La Catrina Season
I had to take a break from the news. Oof…the world is in shambles. I have been trying to focus on the positives, like the fact that libraries exist or that people stop at traffic lights and sometimes even put the recycling in the right bins. (Though not sure about that last one).
It’s dark times, for sure. But my mental health beckons me to create things and Halloween/Dia De Los Muertos is upon us. So ’tis the season to draw Catrinas. Nothing expresses my negative inner thought pattern like an undead snob. The original La Catrina was drawn by Mexican illustrator Juan Guadalupe Posada to satirize the high society Mexicans who abandoned their culture for a European aesthetic.

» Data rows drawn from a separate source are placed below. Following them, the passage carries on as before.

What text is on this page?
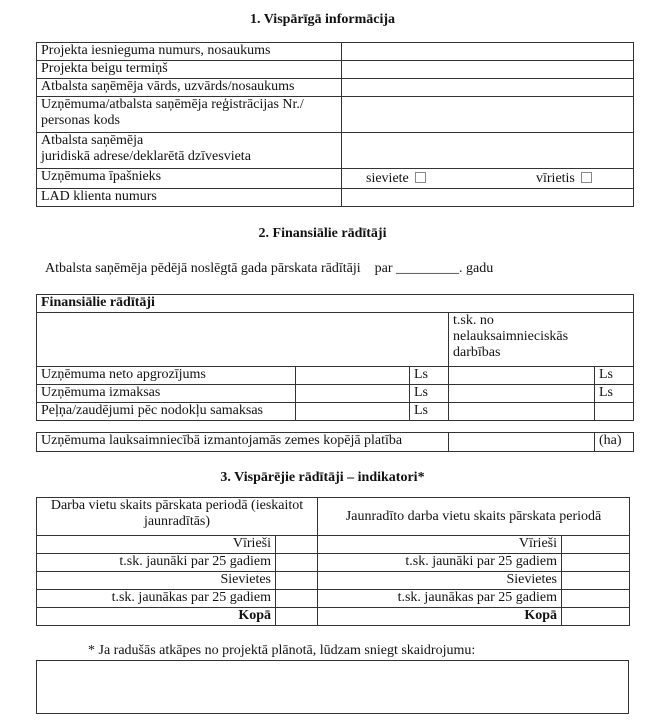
1. Vispārīgā informācija
Projekta iesnieguma numurs, nosaukums	
Projekta beigu termiņš	
Atbalsta saņēmēja vārds, uzvārds/nosaukums	
Uzņēmuma/atbalsta saņēmēja reģistrācijas Nr./
personas kods	
Atbalsta saņēmēja
juridiskā adrese/deklarētā dzīvesvieta	
Uzņēmuma īpašnieks	sieviete vīrietis

LAD klienta numurs	
2. Finansiālie rādītāji
Atbalsta saņēmēja pēdējā noslēgtā gada pārskata rādītāji par _________. gadu
Finansiālie rādītāji				
			t.sk. no
nelauksaimnieciskās
darbības	
Uzņēmuma neto apgrozījums		Ls		Ls
Uzņēmuma izmaksas		Ls		Ls
Peļņa/zaudējumi pēc nodokļu samaksas		Ls		
Uzņēmuma lauksaimniecībā izmantojamās zemes kopējā platība		(ha)
3. Vispārējie rādītāji – indikatori*
Darba vietu skaits pārskata periodā (ieskaitot
jaunradītās)		Jaunradīto darba vietu skaits pārskata periodā	
Vīrieši		Vīrieši	
t.sk. jaunāki par 25 gadiem		t.sk. jaunāki par 25 gadiem	
Sievietes		Sievietes	
t.sk. jaunākas par 25 gadiem		t.sk. jaunākas par 25 gadiem	
Kopā		Kopā	
* Ja radušās atkāpes no projektā plānotā, lūdzam sniegt skaidrojumu:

She is also a legacy of Aztec underworld. Despite the racism and classism endemic to most of the world, Mexico as a country embraces the indigenous beliefs, artwork, culture and history like no other place I have visited. (Though there are many Latin American countries I have not visited). The marriage of European and Indigenous culture in Mexico is part of what makes Mexico so unique and, yes, magical.
I see La Catrina as kind of a ridiculous elite. She’s rude but also sassy and forever young (in her head). She overdresses with impunity and gets work done on her skeletal face as if she’ll be on the cover of Vogue. She’s Golden Girl who sounds like Wendy Malick and despite obsessing about her status and looks, does care about the world. She is the annoying relative who comes through when you’re in the hospital.
Anyway, I am still not getting Botox.